Aloft Dev Log 9: Think of the Oxen
I'm still soldiering on with the implementation the foundational parts of the Aloft application; this is somewhat boring work but will make it easier for me the manage the code as it grows. Progress will probably be at about this pace from now on, but I'll try and post something interesting at least once a month.
On the art front we are working on a logo for the game. I felt it was about time to get one done to make the project look a bit more professional.
The basic style I decided on was one of those metal "inspection plates" that were typically attached to Victorian machines by their doting manufacturers in order to say who made, what patents applied to it or merely to highlight how ludicrously over-engineered this machine is compared to the competition. Typically they use a flowerly treatment of the company name, with some more practical down-to-earth text for the rest of the information. Almost always etched out of brass, which is heavy and therefore best.
The above were sketched by the talented Alec Beals, after we spent quite a while getting the font for "Aloft" just right; I like all of them, but am probably going to go with something based on the bottom right design.
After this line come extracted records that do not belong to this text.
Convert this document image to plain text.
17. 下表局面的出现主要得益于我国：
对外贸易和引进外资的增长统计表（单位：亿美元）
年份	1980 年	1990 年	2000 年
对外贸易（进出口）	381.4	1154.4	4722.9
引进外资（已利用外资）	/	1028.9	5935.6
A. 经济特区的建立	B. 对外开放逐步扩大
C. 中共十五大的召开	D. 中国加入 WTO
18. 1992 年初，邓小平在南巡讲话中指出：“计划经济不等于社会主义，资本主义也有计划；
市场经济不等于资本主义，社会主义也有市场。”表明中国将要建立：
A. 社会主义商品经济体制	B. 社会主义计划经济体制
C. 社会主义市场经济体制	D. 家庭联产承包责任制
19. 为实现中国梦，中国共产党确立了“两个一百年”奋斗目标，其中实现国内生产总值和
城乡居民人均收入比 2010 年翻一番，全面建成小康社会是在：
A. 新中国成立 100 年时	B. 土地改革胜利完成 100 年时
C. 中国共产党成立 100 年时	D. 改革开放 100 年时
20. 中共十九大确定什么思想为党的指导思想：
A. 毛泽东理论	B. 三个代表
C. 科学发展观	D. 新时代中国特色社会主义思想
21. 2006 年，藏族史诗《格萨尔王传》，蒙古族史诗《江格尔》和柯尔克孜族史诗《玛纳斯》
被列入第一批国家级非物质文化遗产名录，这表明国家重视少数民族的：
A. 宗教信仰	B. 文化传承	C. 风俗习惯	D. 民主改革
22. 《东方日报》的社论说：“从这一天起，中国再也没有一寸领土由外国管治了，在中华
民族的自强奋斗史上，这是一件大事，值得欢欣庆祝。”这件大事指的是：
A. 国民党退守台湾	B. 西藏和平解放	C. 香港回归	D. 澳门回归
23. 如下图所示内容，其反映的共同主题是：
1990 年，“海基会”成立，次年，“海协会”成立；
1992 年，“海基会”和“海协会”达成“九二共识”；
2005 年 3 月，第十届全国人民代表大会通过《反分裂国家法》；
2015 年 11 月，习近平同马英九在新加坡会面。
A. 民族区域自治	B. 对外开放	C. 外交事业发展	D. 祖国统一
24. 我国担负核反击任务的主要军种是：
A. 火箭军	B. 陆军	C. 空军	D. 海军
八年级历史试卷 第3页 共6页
Eventually this will be fleshed out into a fully rendered colour logo, along with simpler black and white versions.
I will leave you with an interesting airship fact: For a long time the internal membranes of the gas bags inside airships were made of "Goldbeater's skin", the hammered thin intestinal lining of an ox. It could take over 200,000 oxen to provide the material for one large rigid airship; during the First World War demand was so great in Germany that the manufacture of sausages was banned(!) to ensure an adequate supply.